Do you ever get a formless feeling of dread? I have been carrying this feeling around for a few days now, I thought it was because the combination of being down on my uppers and having an MOT due created this mood, but I just heard than the car is okay but for minor things, and yet the feeling hovers.
Perhaps its due to working on Halloween bunting!
I do tend to get this feeling at this time of year. When I had my horse and pony eight miles away, I rationalised that it was due to the dread of driving in ice and snow – but horse and pony are no more, and for many years now, ice and snow have been very rare. I succumb, perhaps, to a primeval dread of winter, but I do actually like the hunkering down. I store matches, candles, loo paper and pet food – so what is to fear?!! We have a woodburner and plenty of wood. There is a larder Sarah Raven would be proud of, with jams and chutneys, beans and rice – and if things get too bad the Elderberry Vodka, Sloe Gin, and Rosehip brandy are underway ! I like winter food – I am a soups and stews Queen! I make a winter salad that nods graciously to my Eastern European roots and has received plaudits!!

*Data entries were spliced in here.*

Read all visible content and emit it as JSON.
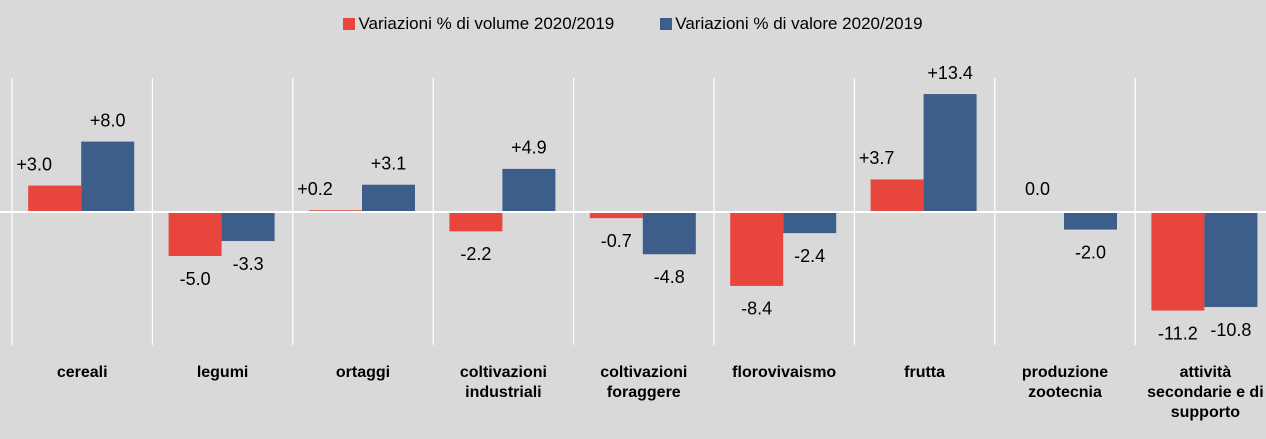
{
  "chart_data": {
    "type": "bar",
    "categories": [
      "cereali",
      "legumi",
      "ortaggi",
      "coltivazioni industriali",
      "coltivazioni foraggere",
      "florovivaismo",
      "frutta",
      "produzione zootecnia",
      "attività secondarie e di supporto"
    ],
    "series": [
      {
        "name": "Variazioni % di volume 2020/2019",
        "color": "#e8453c",
        "values": [
          3.0,
          -5.0,
          0.2,
          -2.2,
          -0.7,
          -8.4,
          3.7,
          0.0,
          -11.2
        ],
        "value_labels": [
          "+3.0",
          "-5.0",
          "+0.2",
          "-2.2",
          "-0.7",
          "-8.4",
          "+3.7",
          "0.0",
          "-11.2"
        ]
      },
      {
        "name": "Variazioni % di valore 2020/2019",
        "color": "#3d5d8a",
        "values": [
          8.0,
          -3.3,
          3.1,
          4.9,
          -4.8,
          -2.4,
          13.4,
          -2.0,
          -10.8
        ],
        "value_labels": [
          "+8.0",
          "-3.3",
          "+3.1",
          "+4.9",
          "-4.8",
          "-2.4",
          "+13.4",
          "-2.0",
          "-10.8"
        ]
      }
    ]
  }
}
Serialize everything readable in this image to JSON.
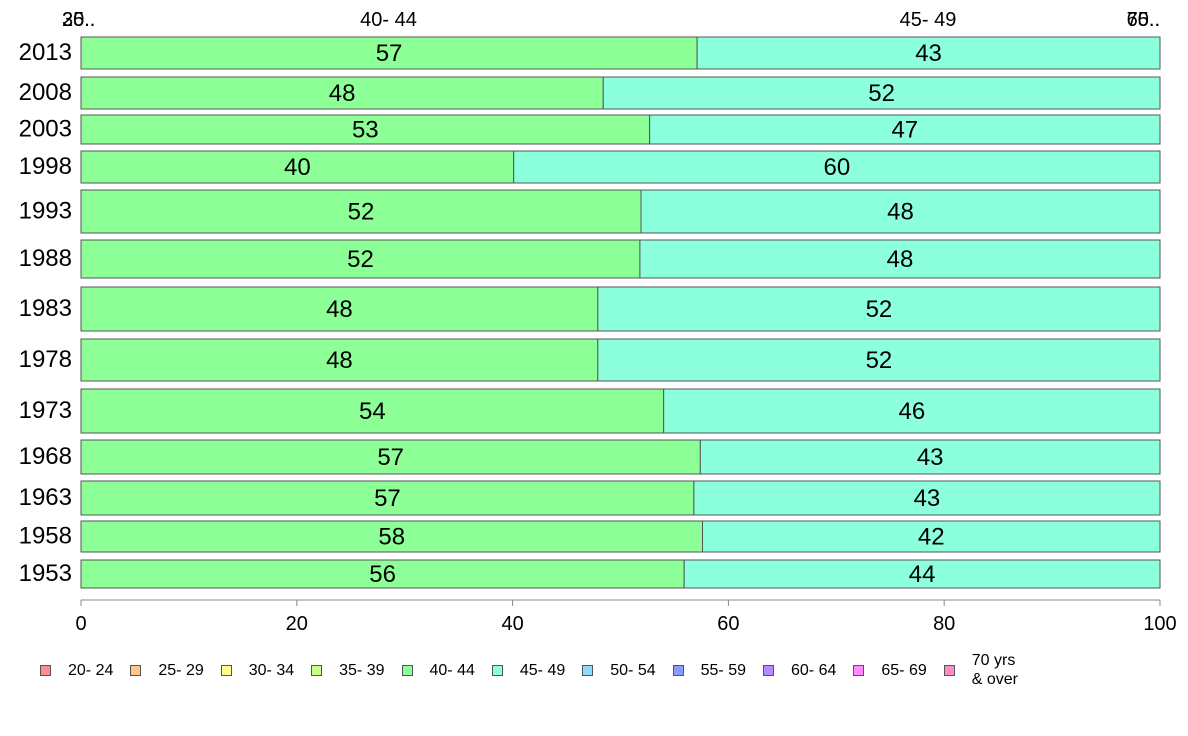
{
  "chart_data": {
    "type": "bar",
    "orientation": "horizontal",
    "stacked": true,
    "categories": [
      "2013",
      "2008",
      "2003",
      "1998",
      "1993",
      "1988",
      "1983",
      "1978",
      "1973",
      "1968",
      "1963",
      "1958",
      "1953"
    ],
    "series": [
      {
        "name": "20- 24",
        "color": "#ff8c8c",
        "values": [
          0,
          0,
          0,
          0,
          0,
          0,
          0,
          0,
          0,
          0,
          0,
          0,
          0
        ]
      },
      {
        "name": "25- 29",
        "color": "#ffc48c",
        "values": [
          0,
          0,
          0,
          0,
          0,
          0,
          0,
          0,
          0,
          0,
          0,
          0,
          0
        ]
      },
      {
        "name": "30- 34",
        "color": "#ffff8c",
        "values": [
          0,
          0,
          0,
          0,
          0,
          0,
          0,
          0,
          0,
          0,
          0,
          0,
          0
        ]
      },
      {
        "name": "35- 39",
        "color": "#c8ff8c",
        "values": [
          0,
          0,
          0,
          0,
          0,
          0,
          0,
          0,
          0,
          0,
          0,
          0,
          0
        ]
      },
      {
        "name": "40- 44",
        "color": "#8cff96",
        "values": [
          57.1,
          48.4,
          52.7,
          40.1,
          51.9,
          51.8,
          47.9,
          47.9,
          54.0,
          57.4,
          56.8,
          57.6,
          55.9
        ]
      },
      {
        "name": "45- 49",
        "color": "#8cffdc",
        "values": [
          42.9,
          51.6,
          47.3,
          59.9,
          48.1,
          48.2,
          52.1,
          52.1,
          46.0,
          42.6,
          43.2,
          42.4,
          44.1
        ]
      },
      {
        "name": "50- 54",
        "color": "#8cdcff",
        "values": [
          0,
          0,
          0,
          0,
          0,
          0,
          0,
          0,
          0,
          0,
          0,
          0,
          0
        ]
      },
      {
        "name": "55- 59",
        "color": "#8c9bff",
        "values": [
          0,
          0,
          0,
          0,
          0,
          0,
          0,
          0,
          0,
          0,
          0,
          0,
          0
        ]
      },
      {
        "name": "60- 64",
        "color": "#b48cff",
        "values": [
          0,
          0,
          0,
          0,
          0,
          0,
          0,
          0,
          0,
          0,
          0,
          0,
          0
        ]
      },
      {
        "name": "65- 69",
        "color": "#ff8cff",
        "values": [
          0,
          0,
          0,
          0,
          0,
          0,
          0,
          0,
          0,
          0,
          0,
          0,
          0
        ]
      },
      {
        "name": "70 yrs\n& over",
        "color": "#ff8cc8",
        "values": [
          0,
          0,
          0,
          0,
          0,
          0,
          0,
          0,
          0,
          0,
          0,
          0,
          0
        ]
      }
    ],
    "data_labels": [
      [
        "57",
        "43"
      ],
      [
        "48",
        "52"
      ],
      [
        "53",
        "47"
      ],
      [
        "40",
        "60"
      ],
      [
        "52",
        "48"
      ],
      [
        "52",
        "48"
      ],
      [
        "48",
        "52"
      ],
      [
        "48",
        "52"
      ],
      [
        "54",
        "46"
      ],
      [
        "57",
        "43"
      ],
      [
        "57",
        "43"
      ],
      [
        "58",
        "42"
      ],
      [
        "56",
        "44"
      ]
    ],
    "top_labels": [
      {
        "text": "20..",
        "x": 0
      },
      {
        "text": "35..",
        "x": 0
      },
      {
        "text": "40- 44",
        "x": 28.5
      },
      {
        "text": "45- 49",
        "x": 78.5
      },
      {
        "text": "65..",
        "x": 100
      },
      {
        "text": "70..",
        "x": 100
      }
    ],
    "x_ticks": [
      "0",
      "20",
      "40",
      "60",
      "80",
      "100"
    ],
    "xlim": [
      0,
      100
    ],
    "grid": false,
    "legend_position": "bottom"
  }
}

Listening to the news is disturbing but not dreadful. I am enough of a historian to know that we live in truly blessed times in the Western world and enough of a Science Fiction buff to know that humanity will thrive on the challenges it has sadly presented itself with. After listening to a fascinating short on Radio 4 about the strange case of the Dartmoor Blue butterfly, I did feel a sense of spiritual crisis that might be described as dreadful. The butterfly’s life-cycle was so complex and duplicitous, sickening in its cruel deceptions, that I have ceased to consider mankind as a uniquely destructive force. In each of us there is a spark of the divine that can elevate us to wonderful acts of selflessness, but our low acts seem to be part of a continuum, rather than an aberration – more’s the pity. In which case I may be filled with dread until the end of days.